Setting Boundaries on Your Own Behavior
Setting boundaries on your own behavior means that you commit to yourself that you won’t allow yourself to gloss over conflict but will commit to resolving them. For the anxious person, this likely means choosing not to give up on an important issue just because it is causing conflict. The newly secure person who is holding the middle decides that they will regulate their emotions so that they can participate in creating the resolution. They decide to send only one message offering reconnection. They decide to maintain their values and to not give up on getting their relationship needs being met. They decide that it is more important to be true to themselves than to maintain connection at any cost and they act accordingly.
For the avoidantly attached person learning to set boundaries on their behavior means deciding to come back to conflicts that have been left unresolved. It means practicing trusting another person to comfort them or practicing comforting their partner. In this way, the formerly avoidant person accepts a degree of healthy mutual dependence upon one another.
Also see this blog entry on “What Are Good Relationship Boundaries?”
Setting Boundaries on Your Partner’s Behavior
A person who has learned how to hold the middle waits for their partner to return to a regulated emotional state before trying to resume conversations. Waiting for the partner to return to a regulated state means that you don’t attempt to resolve the conflict while they are acting and speaking primarily out of a distressed emotion (anxiety typically for the anxiously attached person, overwhelm typically for the avoidant person). This means that you expect them to have the capacity to regulate their emotions on their own and you give them the space and time to regulate their emotions. If you have a more anxiously attached partner that means while you hold them when they cry or express fear, you don’t agree to drop an issue just because they were scared by it. You don’t let go of your needs just because it is too hard for you to deal with their emotional vulnerability. If you have an avoidant partner, this means that you allow them time to step away to regulate but when they return, you gently resume the conflict resolution conversation with them. If they refuse, you wait for their readiness to do so but you don’t drop the issue either. The meta-lesson about setting boundaries on your partner’s behavior is that you don’t let the issue drop without resolution that is satisfactory to both of you. You don’t let emotional avoidance strategies, including the anxious person’s distress or the avoidant’s overwhelm, make small issues go unresolved.
Holding the Middle
The anxiously attached person leaves their own emotions behind to get their partner to comfort them or gives up their needs in order to soothe their partner’s displeasure at their own expense. That is, they leave themselves behind and step into their partner’s emotional space, attempting to borrow the partner’s emotional regulation capacities and using the partner’s satisfaction as a proxy for their own.

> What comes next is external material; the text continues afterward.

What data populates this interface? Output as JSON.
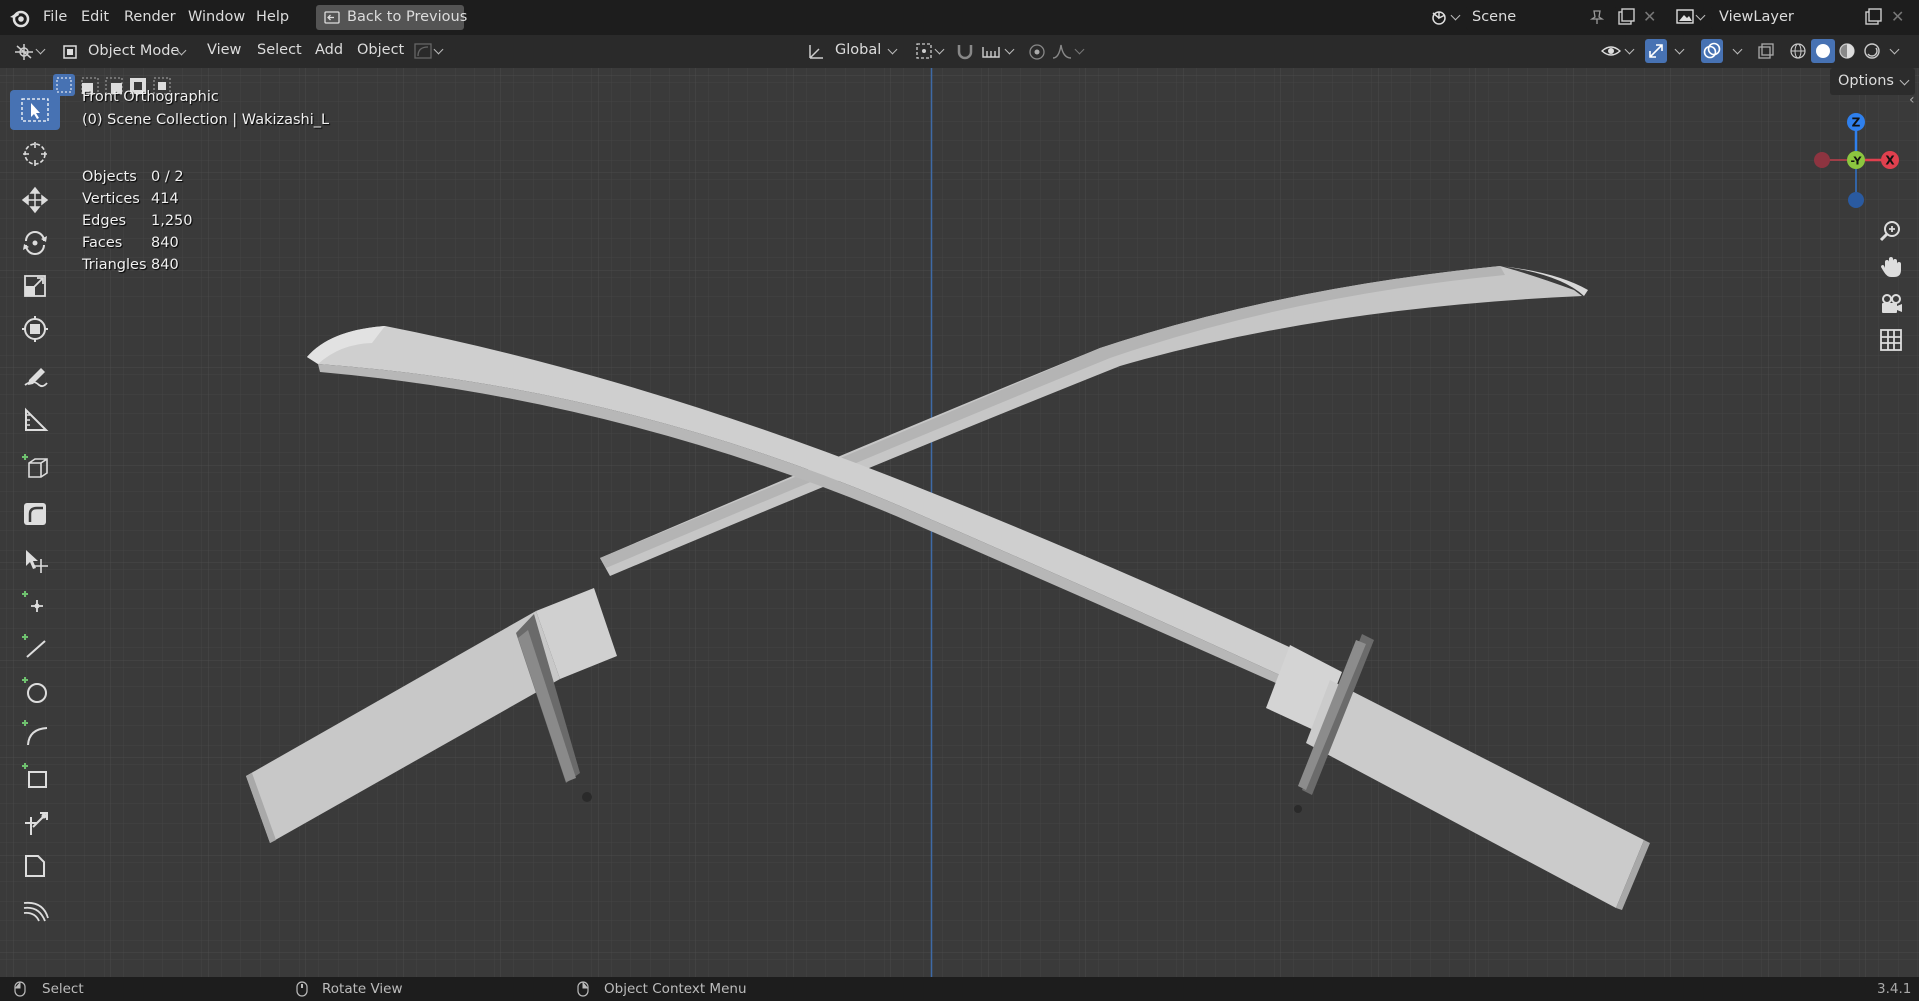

The avoidant person turns away from contact with their partner, bringing their own discontent with in a way that doesn’t create the vulnerable connections that foster intimacy or they turn away from their partner’s vulnerability because they don’t know how to deal with it. That is, they leave their partner behind neither benefiting from the partner’s ability to give them love and care, nor offering it to the partner.

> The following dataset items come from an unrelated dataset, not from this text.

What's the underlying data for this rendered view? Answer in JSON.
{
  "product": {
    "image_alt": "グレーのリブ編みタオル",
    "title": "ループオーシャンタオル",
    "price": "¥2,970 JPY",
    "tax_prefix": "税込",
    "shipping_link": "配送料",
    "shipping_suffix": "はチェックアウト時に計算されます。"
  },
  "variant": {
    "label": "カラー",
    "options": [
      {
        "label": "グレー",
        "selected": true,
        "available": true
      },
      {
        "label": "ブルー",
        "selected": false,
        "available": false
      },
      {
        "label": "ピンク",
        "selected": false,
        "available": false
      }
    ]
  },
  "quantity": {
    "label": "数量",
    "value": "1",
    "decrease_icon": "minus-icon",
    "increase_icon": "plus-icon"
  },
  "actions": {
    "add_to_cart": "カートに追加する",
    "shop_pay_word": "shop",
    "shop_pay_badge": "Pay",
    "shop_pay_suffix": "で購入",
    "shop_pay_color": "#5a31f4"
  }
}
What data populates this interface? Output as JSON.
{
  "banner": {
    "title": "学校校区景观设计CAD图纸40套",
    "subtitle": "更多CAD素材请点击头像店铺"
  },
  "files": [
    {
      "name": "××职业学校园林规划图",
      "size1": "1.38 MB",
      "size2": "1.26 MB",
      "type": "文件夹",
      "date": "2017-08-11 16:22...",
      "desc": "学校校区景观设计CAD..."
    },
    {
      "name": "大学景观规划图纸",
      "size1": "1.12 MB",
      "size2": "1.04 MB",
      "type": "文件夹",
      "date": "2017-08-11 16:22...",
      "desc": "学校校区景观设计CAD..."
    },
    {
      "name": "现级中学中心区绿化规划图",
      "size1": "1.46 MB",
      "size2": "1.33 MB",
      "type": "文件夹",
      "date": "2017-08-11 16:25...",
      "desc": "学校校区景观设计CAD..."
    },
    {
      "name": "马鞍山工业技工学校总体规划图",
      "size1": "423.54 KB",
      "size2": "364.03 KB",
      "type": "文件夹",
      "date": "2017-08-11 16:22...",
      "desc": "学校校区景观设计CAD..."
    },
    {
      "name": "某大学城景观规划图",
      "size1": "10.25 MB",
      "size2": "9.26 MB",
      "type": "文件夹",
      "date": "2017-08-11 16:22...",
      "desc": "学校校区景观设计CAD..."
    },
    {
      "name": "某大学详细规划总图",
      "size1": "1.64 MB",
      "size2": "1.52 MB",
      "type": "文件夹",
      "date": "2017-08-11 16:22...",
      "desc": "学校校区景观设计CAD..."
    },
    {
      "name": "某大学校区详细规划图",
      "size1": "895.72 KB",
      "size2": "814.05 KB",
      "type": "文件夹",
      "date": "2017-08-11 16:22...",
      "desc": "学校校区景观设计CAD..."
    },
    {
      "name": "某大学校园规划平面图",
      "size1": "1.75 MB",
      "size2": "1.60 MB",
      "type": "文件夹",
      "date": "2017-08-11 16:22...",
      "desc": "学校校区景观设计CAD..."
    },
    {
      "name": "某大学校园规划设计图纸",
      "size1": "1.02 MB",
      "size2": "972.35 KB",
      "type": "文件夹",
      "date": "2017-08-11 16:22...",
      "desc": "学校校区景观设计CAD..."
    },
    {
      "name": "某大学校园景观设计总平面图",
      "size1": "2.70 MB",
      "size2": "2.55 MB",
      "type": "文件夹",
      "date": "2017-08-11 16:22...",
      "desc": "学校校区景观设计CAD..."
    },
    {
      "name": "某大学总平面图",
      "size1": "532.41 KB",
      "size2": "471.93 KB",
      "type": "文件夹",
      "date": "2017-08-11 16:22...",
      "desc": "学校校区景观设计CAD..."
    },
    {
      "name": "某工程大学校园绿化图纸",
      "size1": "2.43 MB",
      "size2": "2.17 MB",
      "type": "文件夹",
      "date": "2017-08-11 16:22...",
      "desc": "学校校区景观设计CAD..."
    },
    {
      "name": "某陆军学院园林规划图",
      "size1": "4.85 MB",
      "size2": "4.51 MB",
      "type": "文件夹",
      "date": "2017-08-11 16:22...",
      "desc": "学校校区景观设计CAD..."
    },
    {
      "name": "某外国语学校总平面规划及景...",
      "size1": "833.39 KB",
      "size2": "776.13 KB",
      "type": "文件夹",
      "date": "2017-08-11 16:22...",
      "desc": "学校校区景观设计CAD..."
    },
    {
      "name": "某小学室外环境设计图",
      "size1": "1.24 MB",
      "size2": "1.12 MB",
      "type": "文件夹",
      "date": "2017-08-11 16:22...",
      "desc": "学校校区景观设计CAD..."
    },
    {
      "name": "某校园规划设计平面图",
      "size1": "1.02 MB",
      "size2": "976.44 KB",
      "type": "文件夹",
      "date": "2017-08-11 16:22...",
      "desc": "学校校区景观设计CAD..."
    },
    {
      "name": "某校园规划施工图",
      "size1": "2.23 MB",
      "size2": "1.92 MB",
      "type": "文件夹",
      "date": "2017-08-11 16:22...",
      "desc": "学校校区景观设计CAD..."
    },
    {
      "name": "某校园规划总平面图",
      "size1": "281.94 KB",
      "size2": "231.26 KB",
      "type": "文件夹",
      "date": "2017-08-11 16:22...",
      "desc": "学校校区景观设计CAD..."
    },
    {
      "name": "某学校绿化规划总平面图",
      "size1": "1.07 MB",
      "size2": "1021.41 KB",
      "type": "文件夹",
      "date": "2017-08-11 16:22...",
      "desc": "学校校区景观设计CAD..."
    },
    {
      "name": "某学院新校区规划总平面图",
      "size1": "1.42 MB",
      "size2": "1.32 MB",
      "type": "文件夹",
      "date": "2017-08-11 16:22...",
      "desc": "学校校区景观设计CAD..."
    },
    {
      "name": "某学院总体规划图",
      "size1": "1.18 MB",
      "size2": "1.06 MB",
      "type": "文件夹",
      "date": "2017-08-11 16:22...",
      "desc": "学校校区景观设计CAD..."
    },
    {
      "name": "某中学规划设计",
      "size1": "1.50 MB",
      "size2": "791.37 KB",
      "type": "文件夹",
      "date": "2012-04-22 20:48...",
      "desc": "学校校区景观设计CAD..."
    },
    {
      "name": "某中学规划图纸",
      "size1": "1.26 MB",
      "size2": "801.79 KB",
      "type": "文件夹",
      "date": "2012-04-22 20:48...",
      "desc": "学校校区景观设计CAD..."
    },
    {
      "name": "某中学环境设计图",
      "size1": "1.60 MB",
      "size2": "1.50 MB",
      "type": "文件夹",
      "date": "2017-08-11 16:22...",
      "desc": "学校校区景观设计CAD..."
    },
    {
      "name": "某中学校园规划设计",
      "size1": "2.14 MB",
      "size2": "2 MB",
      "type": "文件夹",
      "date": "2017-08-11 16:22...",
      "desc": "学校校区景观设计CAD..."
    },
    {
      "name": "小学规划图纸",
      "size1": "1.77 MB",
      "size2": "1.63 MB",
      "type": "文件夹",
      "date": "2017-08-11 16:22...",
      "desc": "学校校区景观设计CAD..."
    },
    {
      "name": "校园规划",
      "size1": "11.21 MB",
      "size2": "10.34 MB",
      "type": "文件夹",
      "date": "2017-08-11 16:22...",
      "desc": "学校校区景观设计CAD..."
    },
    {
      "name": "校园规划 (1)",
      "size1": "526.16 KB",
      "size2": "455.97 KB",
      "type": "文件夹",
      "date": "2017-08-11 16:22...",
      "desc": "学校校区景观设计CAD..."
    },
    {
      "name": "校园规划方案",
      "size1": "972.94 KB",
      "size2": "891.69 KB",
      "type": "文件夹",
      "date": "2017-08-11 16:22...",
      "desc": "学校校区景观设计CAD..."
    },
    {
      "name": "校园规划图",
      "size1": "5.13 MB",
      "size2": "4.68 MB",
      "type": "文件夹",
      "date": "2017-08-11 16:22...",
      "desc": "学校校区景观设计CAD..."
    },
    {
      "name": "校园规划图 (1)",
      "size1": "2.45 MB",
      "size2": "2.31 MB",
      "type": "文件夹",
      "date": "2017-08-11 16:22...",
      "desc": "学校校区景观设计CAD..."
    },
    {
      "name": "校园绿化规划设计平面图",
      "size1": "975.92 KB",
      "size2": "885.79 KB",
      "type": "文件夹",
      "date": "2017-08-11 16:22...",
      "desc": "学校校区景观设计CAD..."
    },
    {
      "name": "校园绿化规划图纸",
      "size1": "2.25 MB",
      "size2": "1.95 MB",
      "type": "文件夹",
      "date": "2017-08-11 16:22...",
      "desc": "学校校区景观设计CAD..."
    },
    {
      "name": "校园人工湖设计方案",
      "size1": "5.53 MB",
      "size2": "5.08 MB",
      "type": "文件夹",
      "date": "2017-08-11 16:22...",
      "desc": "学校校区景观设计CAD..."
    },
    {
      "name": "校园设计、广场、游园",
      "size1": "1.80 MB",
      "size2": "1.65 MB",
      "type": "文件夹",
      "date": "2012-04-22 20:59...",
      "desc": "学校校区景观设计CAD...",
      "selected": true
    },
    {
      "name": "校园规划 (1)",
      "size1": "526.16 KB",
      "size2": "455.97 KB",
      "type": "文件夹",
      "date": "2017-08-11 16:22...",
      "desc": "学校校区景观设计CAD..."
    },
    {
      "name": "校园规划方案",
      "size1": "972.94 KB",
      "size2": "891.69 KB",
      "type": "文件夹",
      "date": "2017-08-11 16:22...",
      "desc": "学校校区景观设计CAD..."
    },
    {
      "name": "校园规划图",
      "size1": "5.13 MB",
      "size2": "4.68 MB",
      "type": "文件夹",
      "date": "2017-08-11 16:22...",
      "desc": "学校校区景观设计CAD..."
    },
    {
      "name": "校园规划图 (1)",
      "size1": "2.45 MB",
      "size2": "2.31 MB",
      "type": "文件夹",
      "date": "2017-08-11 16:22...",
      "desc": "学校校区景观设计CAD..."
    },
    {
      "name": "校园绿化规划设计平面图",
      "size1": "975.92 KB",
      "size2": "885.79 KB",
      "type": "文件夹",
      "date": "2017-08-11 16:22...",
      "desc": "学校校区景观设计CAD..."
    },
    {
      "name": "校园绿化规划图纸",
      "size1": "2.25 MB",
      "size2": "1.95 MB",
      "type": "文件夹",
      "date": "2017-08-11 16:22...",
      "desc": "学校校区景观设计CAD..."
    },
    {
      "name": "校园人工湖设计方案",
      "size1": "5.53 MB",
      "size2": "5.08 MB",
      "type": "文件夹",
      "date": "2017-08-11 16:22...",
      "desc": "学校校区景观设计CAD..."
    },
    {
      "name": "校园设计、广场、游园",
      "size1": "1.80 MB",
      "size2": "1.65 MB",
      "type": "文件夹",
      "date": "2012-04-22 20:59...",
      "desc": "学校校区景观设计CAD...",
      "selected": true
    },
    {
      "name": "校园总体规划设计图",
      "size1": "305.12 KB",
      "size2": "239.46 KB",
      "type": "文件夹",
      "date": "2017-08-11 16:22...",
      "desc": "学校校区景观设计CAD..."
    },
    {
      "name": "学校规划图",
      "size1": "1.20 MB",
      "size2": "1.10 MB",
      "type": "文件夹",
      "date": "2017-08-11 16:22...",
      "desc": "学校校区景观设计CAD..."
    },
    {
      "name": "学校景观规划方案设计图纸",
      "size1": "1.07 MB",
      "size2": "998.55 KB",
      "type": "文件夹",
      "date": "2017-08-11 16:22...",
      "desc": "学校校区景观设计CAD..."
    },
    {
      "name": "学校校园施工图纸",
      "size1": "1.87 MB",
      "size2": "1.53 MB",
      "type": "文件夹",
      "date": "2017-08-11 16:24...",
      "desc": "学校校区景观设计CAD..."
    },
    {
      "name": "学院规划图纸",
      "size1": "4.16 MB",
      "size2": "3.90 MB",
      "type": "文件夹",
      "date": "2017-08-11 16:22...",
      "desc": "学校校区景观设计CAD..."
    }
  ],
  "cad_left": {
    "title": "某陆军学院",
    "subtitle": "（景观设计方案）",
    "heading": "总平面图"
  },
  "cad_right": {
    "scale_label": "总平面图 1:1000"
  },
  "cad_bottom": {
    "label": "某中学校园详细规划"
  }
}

Holding the middle is the action in between these extremes. You stay on your side of the emotional dynamic, rooted in your feelings and needs but you remain at the metaphoric boundary between the two of you, ready to meet your partner’s vulnerability at that boundary when they are ready to offer it. You remain rooted in your place, neither being pulled into taking over responsibility for your partner’s emotions nor giving up care for those emotions. You neither make your partner responsible for your emotions nor hide them away so that your partner can’t hold you and comfort you. You stay, feet planted and arms wide open, in the middle where the two of you can meet in vulnerability.